Nearly all Android phones open to privacy
German researchers have discovered that nearly all Android phones have an authentication flaw that could allow hackers to steal digital credentials over open wireless networks.
The credentials could be used to access calendar services, contacts and other apps researchers said. The problem is fixed in the latest version of Android, but 99.7 percent of all Android devices are running older versions.
Specially, the problem researchers at the University of Ulm in Germany say the problem is with authentication tokens that let Android phone users surf the Web without having to repeatedly enter account names and passwords.
It turns out the tokens are sometimes sent in plain text, which means that anyone looking in on an WiFi connection could collect and use them.
Note that this vulnerability is not limited to standard Android apps but pertains to any Android apps and also desktop applications that make use of Google services via the ClientLogin protocol over HTTP rather than HTTPS, they added.
Google confirmed the issue and recommends users upgrade to the latest software.
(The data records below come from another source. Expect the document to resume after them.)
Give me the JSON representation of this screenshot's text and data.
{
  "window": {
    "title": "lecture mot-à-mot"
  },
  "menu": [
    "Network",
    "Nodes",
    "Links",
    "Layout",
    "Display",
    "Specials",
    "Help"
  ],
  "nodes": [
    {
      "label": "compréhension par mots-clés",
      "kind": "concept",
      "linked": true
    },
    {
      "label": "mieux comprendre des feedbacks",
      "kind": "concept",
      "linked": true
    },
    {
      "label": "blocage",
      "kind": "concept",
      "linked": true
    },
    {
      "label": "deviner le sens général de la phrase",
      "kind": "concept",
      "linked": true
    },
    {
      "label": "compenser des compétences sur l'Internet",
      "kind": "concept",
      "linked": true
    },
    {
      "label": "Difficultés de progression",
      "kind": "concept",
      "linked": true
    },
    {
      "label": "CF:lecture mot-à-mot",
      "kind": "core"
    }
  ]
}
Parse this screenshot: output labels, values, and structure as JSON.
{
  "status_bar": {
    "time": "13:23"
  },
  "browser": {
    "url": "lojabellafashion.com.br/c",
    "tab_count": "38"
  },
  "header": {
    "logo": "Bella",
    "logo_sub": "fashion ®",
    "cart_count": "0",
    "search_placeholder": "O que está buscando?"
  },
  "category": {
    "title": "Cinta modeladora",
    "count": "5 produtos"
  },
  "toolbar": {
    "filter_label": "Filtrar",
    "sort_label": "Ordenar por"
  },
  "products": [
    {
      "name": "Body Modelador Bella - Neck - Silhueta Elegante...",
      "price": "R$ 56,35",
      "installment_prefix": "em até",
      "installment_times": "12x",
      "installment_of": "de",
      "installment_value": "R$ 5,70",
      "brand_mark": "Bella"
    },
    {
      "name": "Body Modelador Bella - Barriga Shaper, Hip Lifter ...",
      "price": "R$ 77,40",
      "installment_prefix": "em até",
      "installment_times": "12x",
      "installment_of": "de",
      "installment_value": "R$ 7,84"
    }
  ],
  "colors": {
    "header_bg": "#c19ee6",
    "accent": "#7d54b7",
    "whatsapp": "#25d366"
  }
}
The incident is fresh on the heels of Google's last privacy spat in April where researchers found that Android based phones were sending location based data back to headquarters up to 1000 times a day.
Google, along with mobile phone rival Apple, testified before Congress on May 10 regarding their data privacy practices.
Both companies offered similar defenses, saying that they do not track user's exact location, but instead anonymous user statistics, including location information.